Sterrenkundigen hebben aanwijzingen gevonden dat donkere materie kan worden opgewarmd én dat het tot bewegen kan worden aangezet. Aldus waarnemingen die een internationale groep van sterrenkundigen heeft gedaan aan de stervorming in 16 dwergsterrenstelsels – een onderzoek waar ik vorig jaar augustus al over schreef. Donkere materie, die 80% van alle materie in het heelal vormt, reageert niet op gewone materie, behalve via de zwaartekracht. Dat betekent dat als er in centra van sterrenstelsels veel stervorming plaatsvind de jonge sterren met hun krachtige sterrenwind het omringende gas en stof uit dat centrum wegblazen en dat als gevolg daarvan de totale massa van het centrum afneemt. Donkere materie merkt die afname en door de verminderde zwaartekracht van de gewone materie neemt de energie van de donkere materie toe en zal ze van het centrum af bewegen, iets dat men ‘dark matter heating‘ noemt. Nou valt donkere materie niet direct waar te nemen, maar wel indirect via z’n zwaartekrachtseffecten op de gewone materie en da’s precies wat het team, dat onder leiding stond van Justin Read (Universiteit van Surrey), heeft gedaan.
Bij de 16 dwergstelsels waren er die al meer dan zes miljard jaar geleden gestopt waren met stervorming (grijs aangegeven in de grafiek hierboven) én er waren er die nog steeds actief sterren produceren in hun kern (blauw aangegeven). Wat bleek: dwergstelsels waarin allang geen nieuwe sterren meer worden gevormd hebben meer donkere materie in hun centrum dan dwergstelsels die nog steeds nieuwe sterren produceren. En dat bewijst dat stervorming inderdaad van invloed is op de verdeling van de donkere materie en dat deze kan worden opgewarmd en bewogen. Hier het vakartikel over de waarnemingen aan de dwergstelsels, dat deze maand zal worden gepubliceerd in The Montly Notices of the Royal Astronomical Society. Bron: Universiteit van Surrey.

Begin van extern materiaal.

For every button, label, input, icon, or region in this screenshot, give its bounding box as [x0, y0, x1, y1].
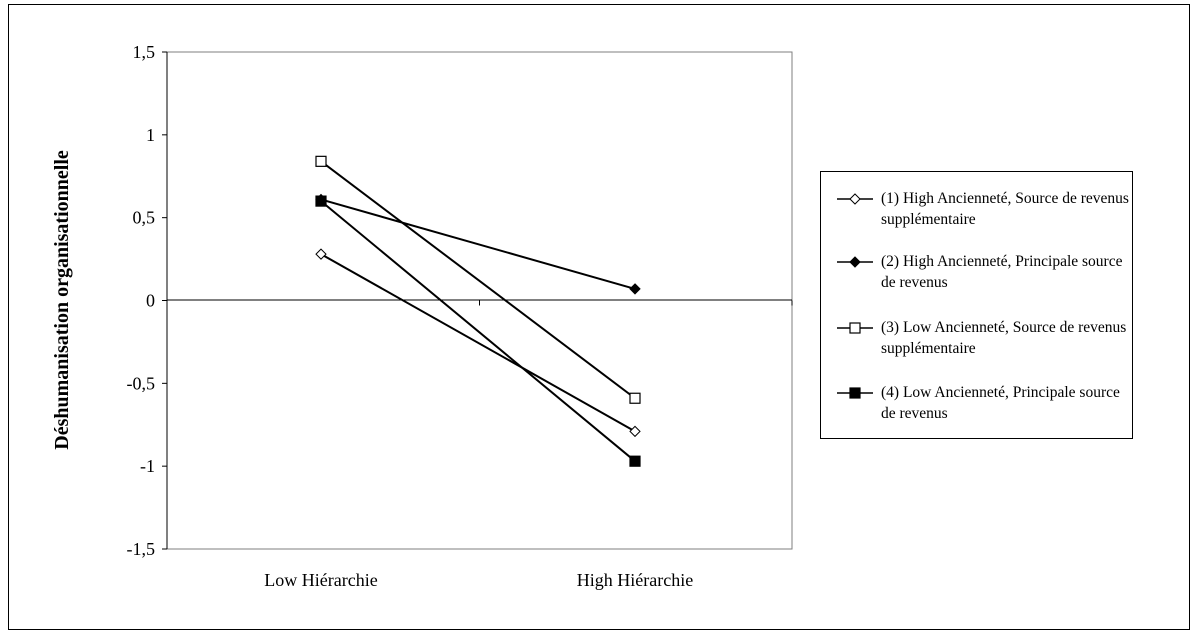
series-line: [320, 253, 636, 433]
legend-marker: [849, 322, 861, 334]
y-tick-label: 0: [146, 291, 155, 311]
y-tick-label: 1,5: [133, 42, 156, 62]
y-tick-label: -1,5: [127, 539, 156, 559]
y-tick-label: -1: [140, 456, 155, 476]
series-3: [315, 155, 641, 404]
y-tick-label: -0,5: [127, 373, 156, 393]
y-axis-ticks: 1,5 1 0,5 0 -0,5 -1 -1,5: [127, 42, 167, 559]
data-point: [629, 425, 641, 438]
legend-swatch: [837, 322, 873, 334]
legend: (1) High Ancienneté, Source de revenus s…: [820, 171, 1133, 439]
legend-item: (3) Low Ancienneté, Source de revenus su…: [835, 317, 1126, 361]
data-point: [315, 155, 327, 167]
data-point: [629, 392, 641, 404]
y-axis-title: Déshumanisation organisationnelle: [51, 150, 73, 450]
series-line: [320, 198, 636, 290]
legend-marker: [849, 387, 861, 399]
legend-marker: [849, 193, 861, 205]
data-point: [315, 195, 327, 207]
legend-label: (2) High Ancienneté, Principale source d…: [881, 253, 1123, 291]
series-layer: [315, 155, 641, 467]
series-line: [320, 160, 636, 400]
legend-label: (1) High Ancienneté, Source de revenus s…: [881, 190, 1129, 228]
series-4: [315, 195, 641, 467]
x-category-label: High Hiérarchie: [577, 570, 693, 590]
legend-swatch: [837, 387, 873, 399]
legend-swatch: [837, 193, 873, 205]
data-point: [629, 455, 641, 467]
legend-item: (4) Low Ancienneté, Principale source de…: [835, 382, 1125, 426]
x-axis-ticks: Low Hiérarchie High Hiérarchie: [166, 300, 793, 590]
legend-item: (1) High Ancienneté, Source de revenus s…: [835, 188, 1129, 232]
legend-label: (4) Low Ancienneté, Principale source de…: [881, 384, 1120, 422]
series-line: [320, 200, 636, 462]
series-1: [315, 248, 641, 438]
legend-swatch: [837, 256, 873, 268]
data-point: [629, 283, 641, 295]
legend-item: (2) High Ancienneté, Principale source d…: [835, 251, 1125, 295]
y-tick-label: 0,5: [133, 208, 156, 228]
y-tick-label: 1: [146, 125, 155, 145]
data-point: [315, 248, 327, 260]
legend-marker: [849, 256, 861, 268]
legend-label: (3) Low Ancienneté, Source de revenus su…: [881, 319, 1127, 357]
x-category-label: Low Hiérarchie: [264, 570, 377, 590]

Ik weet niet of DM enigzins cognitief begaafd is dat het wat zou ‘merken’ maar er is dus duidelijk sprake van een spontane interactie met normale (tastbare) materie via een nog onbekende, onbeschreven dynamiek. We zoeken dan niet een passieve, verloren gewaande percentage aan massa/energie maar naderen we steeds meer een mogelijke wiskundige isolatie (conceptueel) van actieve universele componenten.
De images van de simulatie lijken de waarnemingen goed te benaderen en de tekening van de verdeling lijkt veel op een kloppend hart met boezems en kamers. Toch bij uitstek een organisch symbool voor voortdurende activiteit en leven.
Kort gezegd, alle zichtbare massa wordt in de verdere evolutie van het heelal vervangen door onzichtbare massa en we zitten nu al op 80% ???